Soil pH is a significant parameter that affects microbial biomass buildup, microbial diversity, and microbial activity [1]. Several studies have attempted to stimulate the degradation of PAH in acidic soil. For example, Uyttebroek et al. [16] obtained a pyrene-utilizing bacterial culture from an extremely acidic PAH-contaminated soil (pH 2.4) by enrichment at pH 3. This enrichment culture grew on pyrene at pH 2 and also mineralized 77% of the supplied [14C]pyrene at pH 3 after 5 days of incubation. Hwang and Cutright [10] reported that addition of a phenanthrene- and pyrene-degrading consortium could remove phenanthrene from soils (pH 3.56). For phenanthrene, 90 and 96% of the initial concentration was degraded in freshly spiked and aged soils, respectively, at day 32. Our results indicated that Burkholderia sp. VUN10013, which was previously isolated from a slightly acidic soil (pH 5.3) from Australia, could effectively degrade anthracene in acidic Thai soils.
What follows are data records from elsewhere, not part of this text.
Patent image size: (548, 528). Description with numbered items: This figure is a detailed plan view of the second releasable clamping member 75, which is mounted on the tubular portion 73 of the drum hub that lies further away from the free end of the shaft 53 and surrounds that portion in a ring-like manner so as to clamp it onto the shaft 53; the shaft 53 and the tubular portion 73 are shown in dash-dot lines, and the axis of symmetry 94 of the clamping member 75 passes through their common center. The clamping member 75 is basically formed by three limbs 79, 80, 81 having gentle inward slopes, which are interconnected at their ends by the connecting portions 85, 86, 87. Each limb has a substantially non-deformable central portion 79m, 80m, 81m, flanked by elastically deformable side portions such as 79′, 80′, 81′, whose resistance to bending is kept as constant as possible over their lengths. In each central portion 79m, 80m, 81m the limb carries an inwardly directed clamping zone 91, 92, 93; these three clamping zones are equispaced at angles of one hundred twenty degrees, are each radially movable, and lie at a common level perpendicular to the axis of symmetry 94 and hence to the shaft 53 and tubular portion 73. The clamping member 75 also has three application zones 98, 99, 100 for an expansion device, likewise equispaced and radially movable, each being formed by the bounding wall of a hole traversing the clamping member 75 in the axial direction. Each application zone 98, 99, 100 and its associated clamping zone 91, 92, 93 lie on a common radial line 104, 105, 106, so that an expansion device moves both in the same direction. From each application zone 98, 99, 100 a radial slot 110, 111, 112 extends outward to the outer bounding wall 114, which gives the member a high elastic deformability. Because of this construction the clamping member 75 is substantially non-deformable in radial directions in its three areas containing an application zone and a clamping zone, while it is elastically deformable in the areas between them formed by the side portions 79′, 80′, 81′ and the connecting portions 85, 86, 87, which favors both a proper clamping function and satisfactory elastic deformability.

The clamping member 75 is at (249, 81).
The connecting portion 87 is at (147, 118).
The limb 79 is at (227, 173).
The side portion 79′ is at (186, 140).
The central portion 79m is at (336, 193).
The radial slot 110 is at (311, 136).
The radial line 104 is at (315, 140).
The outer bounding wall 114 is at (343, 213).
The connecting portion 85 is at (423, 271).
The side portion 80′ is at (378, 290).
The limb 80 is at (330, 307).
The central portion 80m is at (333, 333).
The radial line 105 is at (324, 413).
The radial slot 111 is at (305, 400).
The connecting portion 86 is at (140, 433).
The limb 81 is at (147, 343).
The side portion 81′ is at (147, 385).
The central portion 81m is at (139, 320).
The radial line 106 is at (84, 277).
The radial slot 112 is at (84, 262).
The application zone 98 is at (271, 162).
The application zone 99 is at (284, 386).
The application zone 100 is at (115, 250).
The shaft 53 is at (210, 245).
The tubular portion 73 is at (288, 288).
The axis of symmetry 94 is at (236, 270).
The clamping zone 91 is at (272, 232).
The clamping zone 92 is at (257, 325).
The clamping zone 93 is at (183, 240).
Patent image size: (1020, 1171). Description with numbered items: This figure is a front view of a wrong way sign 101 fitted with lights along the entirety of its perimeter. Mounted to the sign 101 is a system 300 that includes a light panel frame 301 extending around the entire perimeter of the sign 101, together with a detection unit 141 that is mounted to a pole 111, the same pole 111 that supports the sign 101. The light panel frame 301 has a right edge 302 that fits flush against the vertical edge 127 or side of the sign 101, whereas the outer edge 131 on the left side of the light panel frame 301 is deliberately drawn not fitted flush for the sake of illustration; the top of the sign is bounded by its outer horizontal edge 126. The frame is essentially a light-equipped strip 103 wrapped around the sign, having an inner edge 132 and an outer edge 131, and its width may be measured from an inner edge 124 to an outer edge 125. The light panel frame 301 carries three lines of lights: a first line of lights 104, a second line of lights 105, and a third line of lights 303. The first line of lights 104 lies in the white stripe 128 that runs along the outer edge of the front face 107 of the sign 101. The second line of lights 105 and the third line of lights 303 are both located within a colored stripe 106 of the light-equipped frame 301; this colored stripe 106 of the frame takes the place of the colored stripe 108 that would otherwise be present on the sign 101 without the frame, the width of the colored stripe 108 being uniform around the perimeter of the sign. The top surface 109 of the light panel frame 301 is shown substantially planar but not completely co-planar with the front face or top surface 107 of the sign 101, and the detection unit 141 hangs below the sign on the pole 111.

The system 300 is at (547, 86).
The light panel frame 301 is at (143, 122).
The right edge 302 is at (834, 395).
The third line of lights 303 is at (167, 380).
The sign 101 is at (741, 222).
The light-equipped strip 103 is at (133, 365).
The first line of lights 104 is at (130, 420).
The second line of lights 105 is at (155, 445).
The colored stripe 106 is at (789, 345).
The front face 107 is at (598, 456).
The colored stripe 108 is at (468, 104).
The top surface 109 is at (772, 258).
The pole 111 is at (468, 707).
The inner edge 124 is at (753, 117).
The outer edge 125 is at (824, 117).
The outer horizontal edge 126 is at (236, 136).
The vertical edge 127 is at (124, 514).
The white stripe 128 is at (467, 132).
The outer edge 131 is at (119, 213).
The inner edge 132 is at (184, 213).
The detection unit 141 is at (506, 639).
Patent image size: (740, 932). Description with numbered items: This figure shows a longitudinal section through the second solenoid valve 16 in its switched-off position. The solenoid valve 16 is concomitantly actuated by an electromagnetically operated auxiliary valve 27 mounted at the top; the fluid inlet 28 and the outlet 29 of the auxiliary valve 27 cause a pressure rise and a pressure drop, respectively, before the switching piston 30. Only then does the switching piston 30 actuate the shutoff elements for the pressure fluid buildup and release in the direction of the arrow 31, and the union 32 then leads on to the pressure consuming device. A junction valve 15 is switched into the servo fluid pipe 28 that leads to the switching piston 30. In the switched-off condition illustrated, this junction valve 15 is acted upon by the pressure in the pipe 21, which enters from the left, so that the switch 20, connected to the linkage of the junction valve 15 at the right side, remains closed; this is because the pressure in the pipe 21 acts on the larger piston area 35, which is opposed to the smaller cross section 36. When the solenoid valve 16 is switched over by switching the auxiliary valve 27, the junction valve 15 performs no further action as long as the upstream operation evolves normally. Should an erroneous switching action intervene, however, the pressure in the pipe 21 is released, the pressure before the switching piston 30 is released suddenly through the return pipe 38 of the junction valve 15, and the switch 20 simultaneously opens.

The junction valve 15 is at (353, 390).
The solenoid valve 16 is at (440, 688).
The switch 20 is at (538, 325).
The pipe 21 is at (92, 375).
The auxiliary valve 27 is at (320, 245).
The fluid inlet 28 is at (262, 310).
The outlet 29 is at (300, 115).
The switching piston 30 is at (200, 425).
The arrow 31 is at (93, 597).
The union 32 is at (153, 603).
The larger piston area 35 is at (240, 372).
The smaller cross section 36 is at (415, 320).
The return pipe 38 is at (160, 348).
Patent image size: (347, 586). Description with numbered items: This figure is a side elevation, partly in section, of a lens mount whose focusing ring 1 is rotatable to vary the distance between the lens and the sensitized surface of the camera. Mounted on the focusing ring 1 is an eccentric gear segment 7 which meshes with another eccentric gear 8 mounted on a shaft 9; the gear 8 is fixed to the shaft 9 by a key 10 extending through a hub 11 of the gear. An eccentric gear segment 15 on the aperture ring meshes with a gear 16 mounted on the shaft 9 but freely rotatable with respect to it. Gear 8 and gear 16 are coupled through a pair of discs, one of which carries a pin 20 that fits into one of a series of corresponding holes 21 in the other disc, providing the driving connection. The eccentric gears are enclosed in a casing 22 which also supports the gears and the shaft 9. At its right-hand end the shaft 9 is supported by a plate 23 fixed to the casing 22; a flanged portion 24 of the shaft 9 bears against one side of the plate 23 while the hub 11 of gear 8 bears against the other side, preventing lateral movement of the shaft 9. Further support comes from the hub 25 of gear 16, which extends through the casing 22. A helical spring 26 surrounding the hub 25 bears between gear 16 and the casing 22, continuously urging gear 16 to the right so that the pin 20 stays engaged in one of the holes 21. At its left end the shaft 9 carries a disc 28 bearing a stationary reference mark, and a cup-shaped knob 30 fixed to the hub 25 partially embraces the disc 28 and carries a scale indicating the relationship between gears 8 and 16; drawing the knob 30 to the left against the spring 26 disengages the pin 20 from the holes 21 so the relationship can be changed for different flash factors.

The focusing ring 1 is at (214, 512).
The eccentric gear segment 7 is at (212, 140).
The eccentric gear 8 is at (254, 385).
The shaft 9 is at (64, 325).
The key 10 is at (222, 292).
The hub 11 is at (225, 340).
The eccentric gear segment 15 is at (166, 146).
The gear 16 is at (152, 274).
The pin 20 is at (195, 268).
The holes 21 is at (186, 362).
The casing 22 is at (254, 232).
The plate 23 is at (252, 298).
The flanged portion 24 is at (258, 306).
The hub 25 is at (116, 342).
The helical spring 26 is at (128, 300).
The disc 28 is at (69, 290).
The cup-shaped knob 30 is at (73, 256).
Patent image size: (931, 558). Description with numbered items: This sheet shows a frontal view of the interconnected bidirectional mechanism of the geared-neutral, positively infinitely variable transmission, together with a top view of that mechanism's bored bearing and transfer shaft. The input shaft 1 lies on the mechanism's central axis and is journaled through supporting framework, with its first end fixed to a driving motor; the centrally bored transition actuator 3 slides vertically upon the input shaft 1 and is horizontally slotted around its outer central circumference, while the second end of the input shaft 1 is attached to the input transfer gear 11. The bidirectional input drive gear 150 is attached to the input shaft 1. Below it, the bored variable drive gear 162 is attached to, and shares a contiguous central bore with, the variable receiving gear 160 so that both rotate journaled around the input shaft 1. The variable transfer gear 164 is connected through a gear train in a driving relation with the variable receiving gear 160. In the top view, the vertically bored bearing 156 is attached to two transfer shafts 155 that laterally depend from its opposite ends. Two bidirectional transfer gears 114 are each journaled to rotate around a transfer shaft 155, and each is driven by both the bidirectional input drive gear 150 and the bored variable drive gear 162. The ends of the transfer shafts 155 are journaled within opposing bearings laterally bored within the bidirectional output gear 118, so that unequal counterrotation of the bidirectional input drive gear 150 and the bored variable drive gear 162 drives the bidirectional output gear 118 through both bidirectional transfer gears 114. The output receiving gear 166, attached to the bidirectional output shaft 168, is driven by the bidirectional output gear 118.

In summary, the present study demonstrates the ability of Burkholderia sp. VUN10013 to effectively degrade anthracene in acidic Thai soils which are freshly contaminated with this PAH. This shows good promise for using Burkholderia sp. VUN10013 for PAH remediation. Further studies are needed to see if this approach can work with other PAH contaminants and under different soil conditions.